BPH’s long-term vision is to move from laboratory validation to commercial-scale extraction. The company plans to refine its techniques across multiple seaweed species and sites, assessing the best conditions for consistent mineral uptake.
Seaweed-based mineral recovery offers a distinctive investment angle in Australia’s critical-minerals landscape. Traditional mining faces high environmental and capital costs, while seaweed cultivation presents a lower-impact alternative with shorter growth cycles and renewable feedstock.
For investors seeking exposure to overlooked investment opportunities or small companies funds targeting sustainable industries, BPH Global represents an early-stage but compelling concept. The model also aligns with themes favoured by absolute return funds, which value diversification, low correlation and exposure to innovation rather than market momentum.
However, scalability and extraction efficiency remain the main variables to watch. Commercial viability will depend on proving that seaweed can deliver recoverable quantities of rare earths at a competitive cost.
Beyond its investment case, the project contributes to bioremediation, removing pollutants and improving water quality in affected marine zones.
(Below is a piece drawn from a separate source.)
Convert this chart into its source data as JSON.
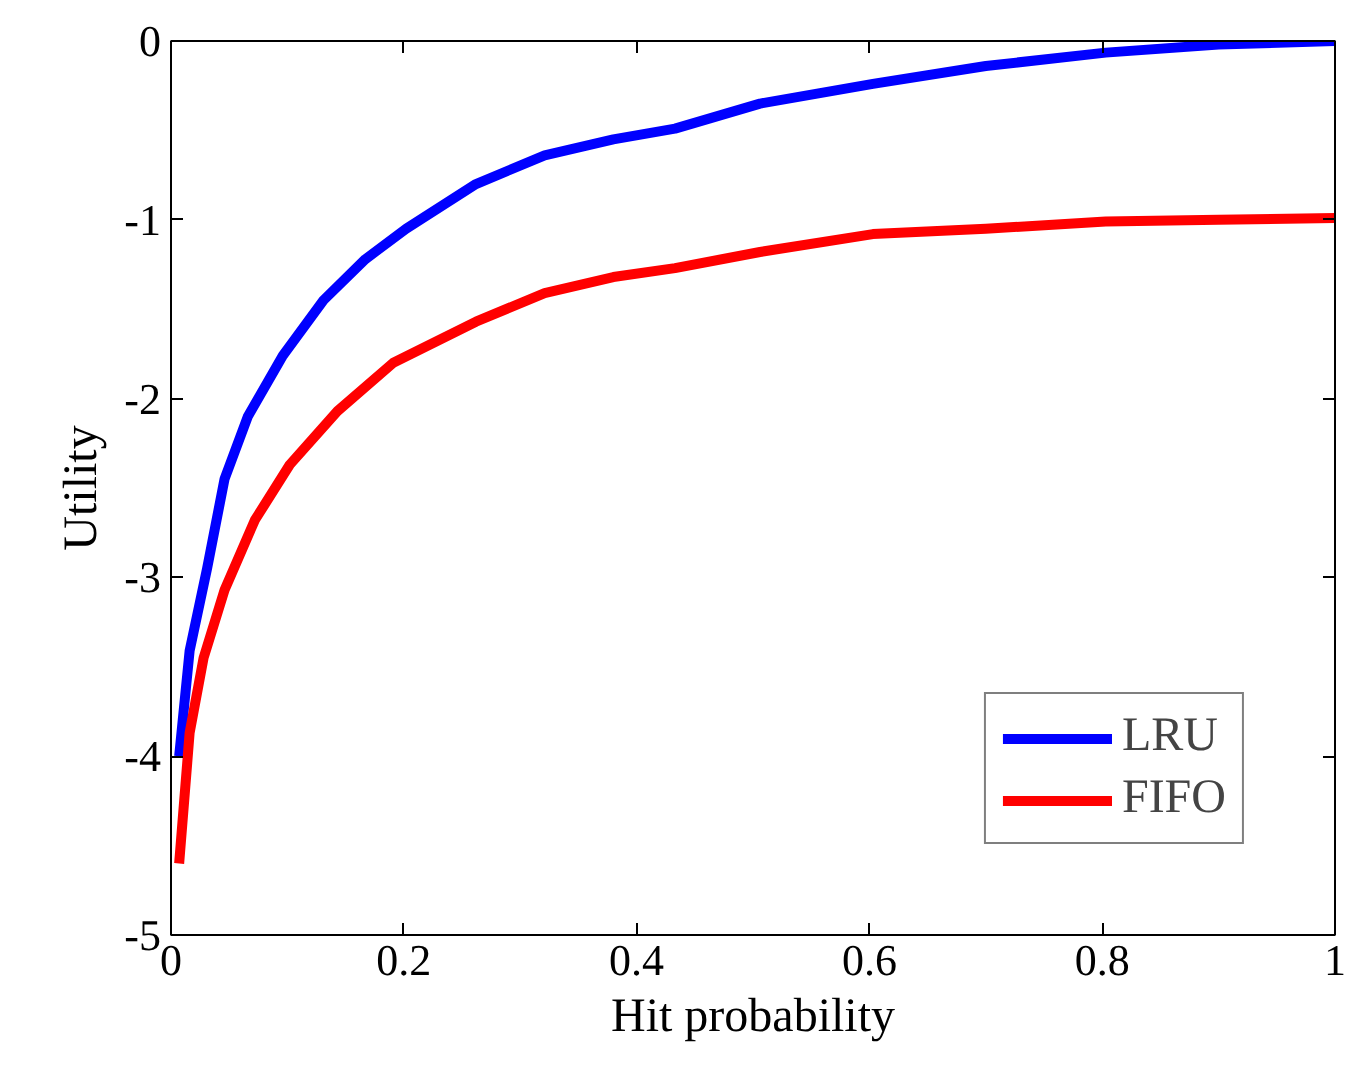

This circular approach — cleaning the environment while recovering valuable resources — could redefine how industries view waste and sustainability.
BPH Global’s research highlights a potential new path for the rare-earth sector, one that blends biology, sustainability and resource recovery. If the company succeeds in scaling extraction technology, seaweed could become more than a nutritional or ecological asset, it could be part of the next generation of sustainable resource supply chains.